Because they are very sensitive to the people around them, golden retrievers are very well suited to become therapy dogs.
They are often seen working in hospitals to provide comfort to patients and are often able to become emotional service animals (keep in mind that ESAs are different from service dogs in terms of legal protections).
Goldens are calm and naturally willing to be friendly and affectionate, one of the most important traits needed in a therapy dog.
Difference Between Service Dog, Therapy Dog And Emotional Support Dog
A common mistake people make is confusing service dogs, therapy dogs, and emotional support dogs.
They are trained differently, have different rights, and provide different services.
Service dogs are trained to perform specific actions to help their handler, while emotional support and therapy dogs are not.
For example, a service dog that is trained to help someone suffering from seizures may alert the person to an impending seizure, keep them safe during the seizure, or go get help.
This is not to minimize the tremendous value that therapy and emotional support dogs provide, but it does mean that these groups may have different rights.
Service dogs are generally allowed wherever people are.
Therapy dogs provide comfort to people in places like hospitals, nursing homes, airports or even schools.
One popular group of therapy dogs is the LCC K-9 Comfort Dogs.

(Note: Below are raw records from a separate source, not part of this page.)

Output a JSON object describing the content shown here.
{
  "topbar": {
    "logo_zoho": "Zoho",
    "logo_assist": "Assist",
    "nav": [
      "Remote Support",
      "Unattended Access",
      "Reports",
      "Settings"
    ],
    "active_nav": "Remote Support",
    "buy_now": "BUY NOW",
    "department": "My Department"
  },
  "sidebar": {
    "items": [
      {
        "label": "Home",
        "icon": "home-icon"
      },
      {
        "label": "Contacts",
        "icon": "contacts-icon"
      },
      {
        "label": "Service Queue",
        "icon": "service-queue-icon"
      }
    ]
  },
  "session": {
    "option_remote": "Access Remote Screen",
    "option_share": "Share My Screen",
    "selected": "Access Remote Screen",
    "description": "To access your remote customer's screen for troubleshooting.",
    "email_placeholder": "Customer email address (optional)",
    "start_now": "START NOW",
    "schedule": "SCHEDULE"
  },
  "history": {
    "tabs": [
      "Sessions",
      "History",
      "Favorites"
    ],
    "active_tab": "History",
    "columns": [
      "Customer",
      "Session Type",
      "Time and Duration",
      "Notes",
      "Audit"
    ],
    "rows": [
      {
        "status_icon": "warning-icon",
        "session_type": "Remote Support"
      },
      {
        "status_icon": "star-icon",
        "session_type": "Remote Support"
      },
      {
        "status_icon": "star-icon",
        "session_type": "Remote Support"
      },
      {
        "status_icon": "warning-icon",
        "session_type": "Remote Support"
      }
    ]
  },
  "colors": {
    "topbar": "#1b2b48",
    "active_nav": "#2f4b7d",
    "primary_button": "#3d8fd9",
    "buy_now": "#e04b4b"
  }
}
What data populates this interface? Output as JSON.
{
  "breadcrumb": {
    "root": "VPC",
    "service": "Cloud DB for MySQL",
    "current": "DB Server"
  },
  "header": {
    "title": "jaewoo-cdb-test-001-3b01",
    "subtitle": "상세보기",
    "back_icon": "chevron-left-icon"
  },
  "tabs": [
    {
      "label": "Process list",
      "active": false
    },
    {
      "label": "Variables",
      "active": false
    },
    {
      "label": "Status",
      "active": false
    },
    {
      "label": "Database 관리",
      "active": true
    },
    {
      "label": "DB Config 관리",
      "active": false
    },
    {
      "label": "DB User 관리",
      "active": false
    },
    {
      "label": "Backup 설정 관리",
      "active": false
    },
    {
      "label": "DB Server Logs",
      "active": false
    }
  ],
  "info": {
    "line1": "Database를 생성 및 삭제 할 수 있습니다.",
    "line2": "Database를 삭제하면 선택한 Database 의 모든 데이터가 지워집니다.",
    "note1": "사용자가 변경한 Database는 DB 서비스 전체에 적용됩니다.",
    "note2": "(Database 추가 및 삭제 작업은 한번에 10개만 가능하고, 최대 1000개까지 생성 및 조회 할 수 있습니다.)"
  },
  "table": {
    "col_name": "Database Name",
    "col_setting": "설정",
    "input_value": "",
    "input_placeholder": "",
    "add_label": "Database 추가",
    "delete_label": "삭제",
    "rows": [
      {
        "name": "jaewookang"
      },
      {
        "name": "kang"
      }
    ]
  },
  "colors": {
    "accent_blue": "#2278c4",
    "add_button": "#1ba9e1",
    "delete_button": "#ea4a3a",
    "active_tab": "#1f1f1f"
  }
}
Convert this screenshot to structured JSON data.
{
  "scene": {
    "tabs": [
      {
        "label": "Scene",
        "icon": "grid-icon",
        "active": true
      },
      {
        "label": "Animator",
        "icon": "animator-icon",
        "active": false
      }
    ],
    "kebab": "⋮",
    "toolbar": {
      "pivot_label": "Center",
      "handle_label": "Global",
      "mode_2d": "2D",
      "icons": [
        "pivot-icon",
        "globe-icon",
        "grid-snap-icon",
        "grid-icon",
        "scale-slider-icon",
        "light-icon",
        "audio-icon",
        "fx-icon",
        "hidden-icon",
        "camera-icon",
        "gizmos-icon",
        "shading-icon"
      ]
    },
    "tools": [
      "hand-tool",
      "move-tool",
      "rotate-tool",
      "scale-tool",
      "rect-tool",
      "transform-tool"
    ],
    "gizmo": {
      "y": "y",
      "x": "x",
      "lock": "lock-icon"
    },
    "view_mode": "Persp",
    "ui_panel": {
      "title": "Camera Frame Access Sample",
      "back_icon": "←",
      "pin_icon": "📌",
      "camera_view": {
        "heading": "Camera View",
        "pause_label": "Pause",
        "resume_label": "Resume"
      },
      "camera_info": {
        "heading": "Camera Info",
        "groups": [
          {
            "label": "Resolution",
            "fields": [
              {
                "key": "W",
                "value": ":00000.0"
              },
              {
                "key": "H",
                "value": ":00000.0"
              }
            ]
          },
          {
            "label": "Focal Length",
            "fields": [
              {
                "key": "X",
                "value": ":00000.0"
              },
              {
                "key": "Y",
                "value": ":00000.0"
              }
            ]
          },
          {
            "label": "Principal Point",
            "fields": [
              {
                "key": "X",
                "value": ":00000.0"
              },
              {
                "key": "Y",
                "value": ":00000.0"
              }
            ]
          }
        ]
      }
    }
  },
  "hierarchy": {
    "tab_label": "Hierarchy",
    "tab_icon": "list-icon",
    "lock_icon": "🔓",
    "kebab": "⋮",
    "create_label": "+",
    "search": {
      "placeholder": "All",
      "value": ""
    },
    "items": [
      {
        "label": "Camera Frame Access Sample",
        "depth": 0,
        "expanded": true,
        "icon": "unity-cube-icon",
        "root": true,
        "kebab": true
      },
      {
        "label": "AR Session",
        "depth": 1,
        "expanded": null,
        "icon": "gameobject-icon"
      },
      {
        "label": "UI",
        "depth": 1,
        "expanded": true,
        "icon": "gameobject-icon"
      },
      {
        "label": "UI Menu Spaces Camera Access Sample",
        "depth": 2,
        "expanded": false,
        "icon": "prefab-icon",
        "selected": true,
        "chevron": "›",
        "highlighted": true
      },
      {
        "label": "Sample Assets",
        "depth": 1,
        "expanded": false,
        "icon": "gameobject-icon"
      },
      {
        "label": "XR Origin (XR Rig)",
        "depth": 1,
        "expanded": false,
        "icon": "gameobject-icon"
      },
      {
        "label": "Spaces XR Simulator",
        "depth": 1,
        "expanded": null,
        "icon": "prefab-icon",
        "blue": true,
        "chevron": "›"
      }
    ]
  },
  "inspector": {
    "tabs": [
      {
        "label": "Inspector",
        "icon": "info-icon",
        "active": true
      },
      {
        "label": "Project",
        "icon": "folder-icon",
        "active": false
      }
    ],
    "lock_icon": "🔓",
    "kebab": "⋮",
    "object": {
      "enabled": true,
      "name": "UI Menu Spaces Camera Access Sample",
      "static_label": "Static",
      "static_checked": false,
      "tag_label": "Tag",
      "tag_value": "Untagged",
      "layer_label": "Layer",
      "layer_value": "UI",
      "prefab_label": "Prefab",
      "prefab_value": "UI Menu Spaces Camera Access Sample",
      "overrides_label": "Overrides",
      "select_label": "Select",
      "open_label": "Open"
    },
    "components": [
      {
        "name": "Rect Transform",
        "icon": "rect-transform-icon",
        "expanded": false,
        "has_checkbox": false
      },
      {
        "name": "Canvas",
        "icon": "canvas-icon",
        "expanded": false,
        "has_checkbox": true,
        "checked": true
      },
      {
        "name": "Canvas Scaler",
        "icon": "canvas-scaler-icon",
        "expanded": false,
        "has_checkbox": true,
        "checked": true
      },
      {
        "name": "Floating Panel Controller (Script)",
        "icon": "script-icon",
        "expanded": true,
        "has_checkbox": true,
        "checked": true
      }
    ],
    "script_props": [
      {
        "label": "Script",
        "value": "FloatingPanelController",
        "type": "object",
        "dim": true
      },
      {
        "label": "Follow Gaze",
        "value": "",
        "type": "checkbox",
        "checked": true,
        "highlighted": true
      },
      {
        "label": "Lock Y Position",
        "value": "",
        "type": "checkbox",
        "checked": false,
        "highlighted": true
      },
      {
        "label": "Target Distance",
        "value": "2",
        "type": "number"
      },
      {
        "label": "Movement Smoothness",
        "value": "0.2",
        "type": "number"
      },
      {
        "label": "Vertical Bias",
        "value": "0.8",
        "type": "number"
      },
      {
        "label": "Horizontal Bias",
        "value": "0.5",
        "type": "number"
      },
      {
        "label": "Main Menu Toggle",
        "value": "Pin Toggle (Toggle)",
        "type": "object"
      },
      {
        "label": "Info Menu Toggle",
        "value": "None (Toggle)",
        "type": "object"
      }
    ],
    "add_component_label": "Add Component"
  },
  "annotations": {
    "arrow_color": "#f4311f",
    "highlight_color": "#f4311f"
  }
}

They are a group of golden retrievers (and their handlers) who are deployed to disaster areas that need their comfort.
For example, after the shootings at Sandy Hook Elementary School and Pulse Nightclub, the K-9 Comfort Dogs were there to help.
One difference between therapy dogs and service dogs is that therapy dogs are trained to help many people, while service dogs are trained to help one specific person.
Emotional Support Dogs
Emotional support dogs help someone deal with things like anxiety, depression, phobias, or loneliness.
Like service dogs (and unlike therapy dogs), they help a specific person.
Emotional support dogs must be prescribed by a mental health professional, and they may have rights like being allowed in apartments that don’t have pet policies.
They also used to have the right to fly, but that is changing.